Ab durch den Hühnerstall

Einen unserer Streiche hält dieses Foto aus der Kriegszeit fest. Wir sassen damals beim Zmorge, als wir die Kirchenglocken hörten: eine Hochzeit! Mit Chirschi-Gonfi im Gesicht, ungekämmt und ungewaschen sprangen wir auf und rannten durch den Hühnerstall ins Unterdorf, was uns eigentlich verboten war. Als das Brautpaar aus der Kirche trat und Täfeli verteilte, füllten wir unsere Schürzentaschen. Daheim bemerkte niemand unser Fehlen – bis ein paar Tage später ein fremder Mann im Dorf herumfragte, ob jemand die beiden Meitschi auf dem Foto kenne… Natürlich schimpfte man mit uns, aber das hübsche Bild kauften die Verwandten dem Fotografen trotzdem ab. So blieb unser kleines Abenteuer bis heute in der Familie präsent.
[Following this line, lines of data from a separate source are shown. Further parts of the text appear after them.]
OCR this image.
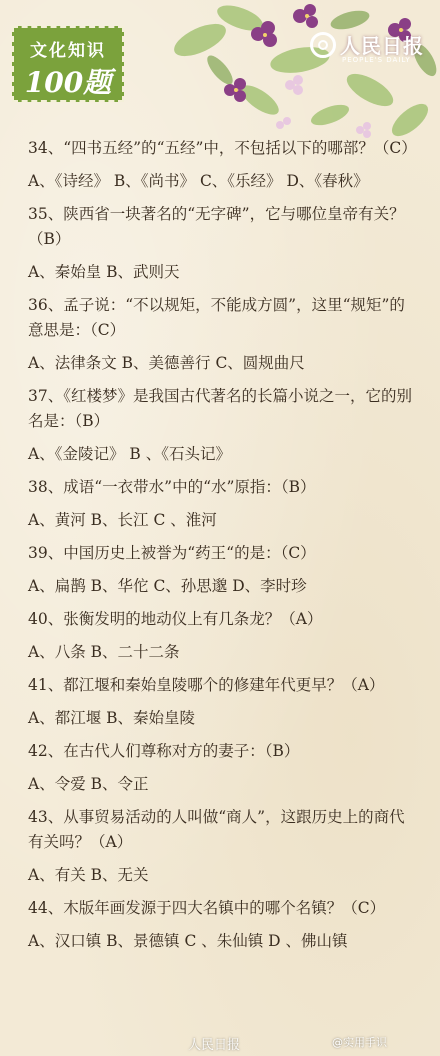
文化知识
100题
人民日报
PEOPLE'S DAILY

34、“四书五经”的“五经”中，不包括以下的哪部？（C）

A、《诗经》 B、《尚书》 C、《乐经》 D、《春秋》

35、陕西省一块著名的“无字碑”，它与哪位皇帝有关？（B）

A、秦始皇 B、武则天

36、孟子说：“不以规矩，不能成方圆”，这里“规矩”的意思是：（C）

A、法律条文 B、美德善行 C、圆规曲尺

37、《红楼梦》是我国古代著名的长篇小说之一，它的别名是：（B）

A、《金陵记》 B 、《石头记》

38、成语“一衣带水”中的“水”原指：（B）

A、黄河 B、长江 C 、淮河

39、中国历史上被誉为“药王“的是：（C）

A、扁鹊 B、华佗 C、孙思邈 D、李时珍

40、张衡发明的地动仪上有几条龙？（A）

A、八条 B、二十二条

41、都江堰和秦始皇陵哪个的修建年代更早？（A）

A、都江堰 B、秦始皇陵

42、在古代人们尊称对方的妻子：（B）

A、令爱 B、令正

43、从事贸易活动的人叫做“商人”，这跟历史上的商代有关吗？（A）

A、有关 B、无关

44、木版年画发源于四大名镇中的哪个名镇？（C）

A、汉口镇 B、景德镇 C 、朱仙镇 D 、佛山镇

人民日报	@实用手识
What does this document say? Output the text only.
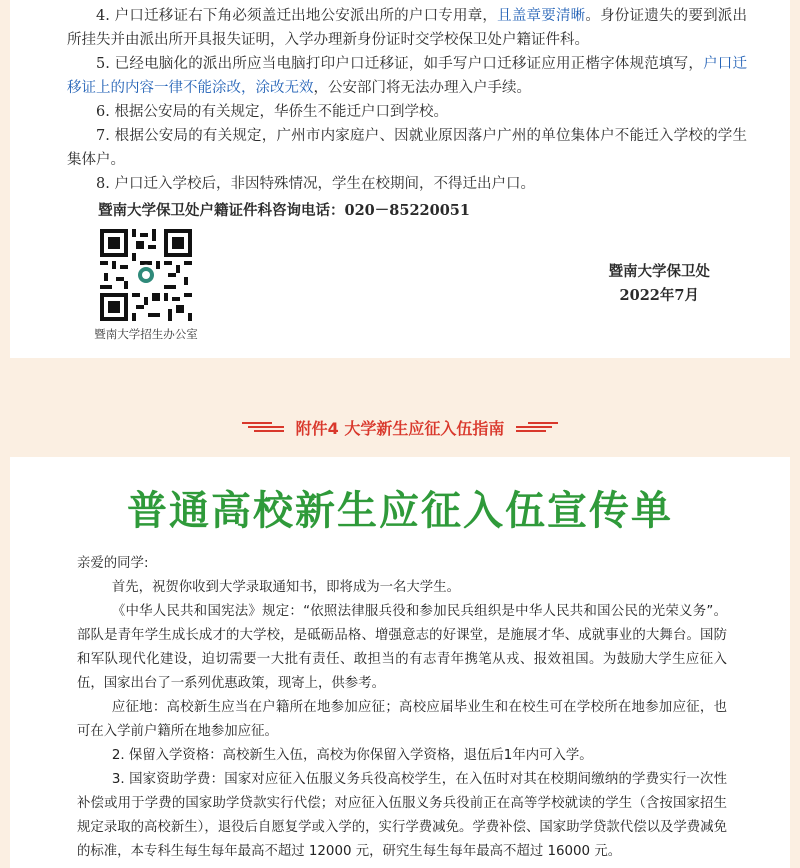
4. 户口迁移证右下角必须盖迁出地公安派出所的户口专用章，且盖章要清晰。身份证遗失的要到派出所挂失并由派出所开具报失证明，入学办理新身份证时交学校保卫处户籍证件科。

5. 已经电脑化的派出所应当电脑打印户口迁移证，如手写户口迁移证应用正楷字体规范填写，户口迁移证上的内容一律不能涂改，涂改无效，公安部门将无法办理入户手续。

6. 根据公安局的有关规定，华侨生不能迁户口到学校。

7. 根据公安局的有关规定，广州市内家庭户、因就业原因落户广州的单位集体户不能迁入学校的学生集体户。

8. 户口迁入学校后，非因特殊情况，学生在校期间，不得迁出户口。

暨南大学保卫处户籍证件科咨询电话：020－85220051

暨南大学招生办公室

暨南大学保卫处
2022年7月
附件4 大学新生应征入伍指南
普通高校新生应征入伍宣传单

亲爱的同学:

首先，祝贺你收到大学录取通知书，即将成为一名大学生。

《中华人民共和国宪法》规定：“依照法律服兵役和参加民兵组织是中华人民共和国公民的光荣义务”。部队是青年学生成长成才的大学校，是砥砺品格、增强意志的好课堂，是施展才华、成就事业的大舞台。国防和军队现代化建设，迫切需要一大批有责任、敢担当的有志青年携笔从戎、报效祖国。为鼓励大学生应征入伍，国家出台了一系列优惠政策，现寄上，供参考。

应征地：高校新生应当在户籍所在地参加应征；高校应届毕业生和在校生可在学校所在地参加应征，也可在入学前户籍所在地参加应征。

2. 保留入学资格：高校新生入伍，高校为你保留入学资格，退伍后1年内可入学。

3. 国家资助学费：国家对应征入伍服义务兵役高校学生，在入伍时对其在校期间缴纳的学费实行一次性补偿或用于学费的国家助学贷款实行代偿；对应征入伍服义务兵役前正在高等学校就读的学生（含按国家招生规定录取的高校新生），退役后自愿复学或入学的，实行学费减免。学费补偿、国家助学贷款代偿以及学费减免的标准，本专科生每生每年最高不超过 12000 元，研究生每生每年最高不超过 16000 元。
«Luusmeitschi»: altes Foto von zwei kleinen Cousinen mit Konfi-verschmiertem Gesicht.
© zVg

Auf dem Foto stehe ich rechts mit eingebundener Hand, weil ich mich verbrannt hatte. Das war typisch: Irgendetwas war immer mit mir… Meine wilden «Chrusle» versuchte meine Grossmutter jeweils mit Anke-Papier zu bändigen – an den Geruch erinnere ich mich bis heute. Sie hatte Angst, weil ich wegen meiner Locken wie ein «Zigünerli» aussah. Es war die Zeit, als man Fahrenden ihre Kinder wegnahm.
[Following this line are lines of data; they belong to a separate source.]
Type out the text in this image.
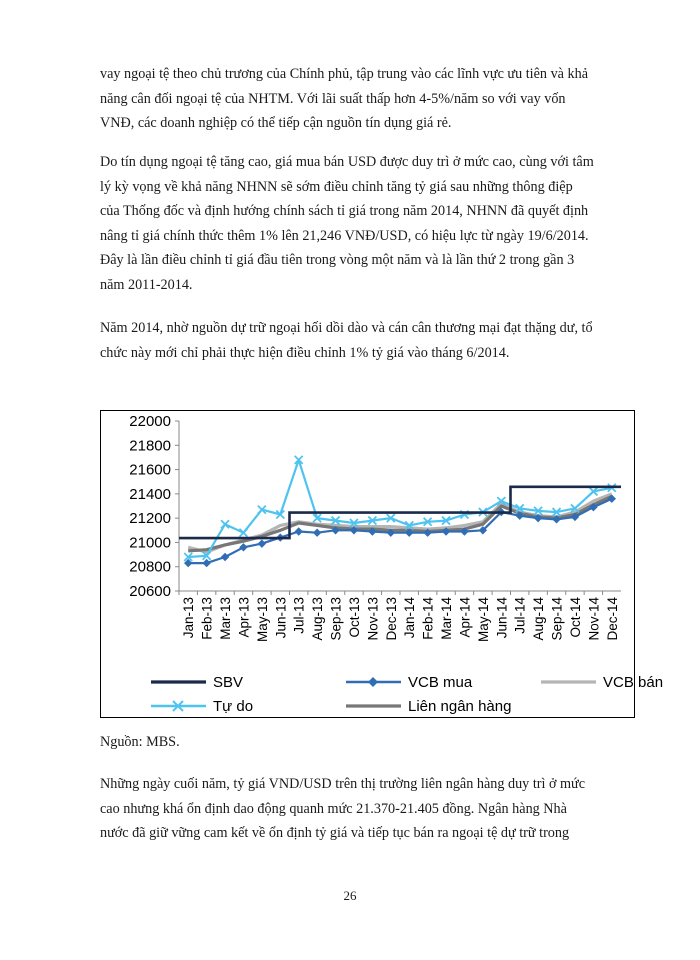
vay ngoại tệ theo chủ trương của Chính phủ, tập trung vào các lĩnh vực ưu tiên và khả
năng cân đối ngoại tệ của NHTM. Với lãi suất thấp hơn 4-5%/năm so với vay vốn
VNĐ, các doanh nghiệp có thể tiếp cận nguồn tín dụng giá rẻ.
Do tín dụng ngoại tệ tăng cao, giá mua bán USD được duy trì ở mức cao, cùng với tâm
lý kỳ vọng về khả năng NHNN sẽ sớm điều chỉnh tăng tỷ giá sau những thông điệp
của Thống đốc và định hướng chính sách tỉ giá trong năm 2014, NHNN đã quyết định
nâng tỉ giá chính thức thêm 1% lên 21,246 VNĐ/USD, có hiệu lực từ ngày 19/6/2014.
Đây là lần điều chỉnh tỉ giá đầu tiên trong vòng một năm và là lần thứ 2 trong gần 3
năm 2011-2014.
Năm 2014, nhờ nguồn dự trữ ngoại hối dồi dào và cán cân thương mại đạt thặng dư, tổ
chức này mới chỉ phải thực hiện điều chỉnh 1% tỷ giá vào tháng 6/2014.
20600
20800
21000
21200
21400
21600
21800
22000
Jan-13 Feb-13 Mar-13 Apr-13 May-13 Jun-13 Jul-13 Aug-13 Sep-13 Oct-13 Nov-13 Dec-13 Jan-14 Feb-14 Mar-14 Apr-14 May-14 Jun-14 Jul-14 Aug-14 Sep-14 Oct-14 Nov-14 Dec-14
SBV	VCB mua	VCB bán
Tự do	Liên ngân hàng

Nguồn: MBS.

Những ngày cuối năm, tỷ giá VND/USD trên thị trường liên ngân hàng duy trì ở mức
cao nhưng khá ổn định dao động quanh mức 21.370-21.405 đồng. Ngân hàng Nhà
nước đã giữ vững cam kết về ổn định tỷ giá và tiếp tục bán ra ngoại tệ dự trữ trong

26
Nach der Schule wollten mich meine Eltern in eine Büro-Lehre stecken. Doch ich weigerte mich – schliesslich sah ich tagtäglich, wie unglücklich mein Vater in seinem Bürojob war. Meine Eltern gaben nach und ich absolvierte eine Lehre als Verkäuferin in einem Plattengeschäft. Später schämte ich mich oft, dass ich trotz Sekundarschulabschluss nur Verkäuferin wurde. Auch deshalb machte ich mit vierzig noch ein Handelsdiplom.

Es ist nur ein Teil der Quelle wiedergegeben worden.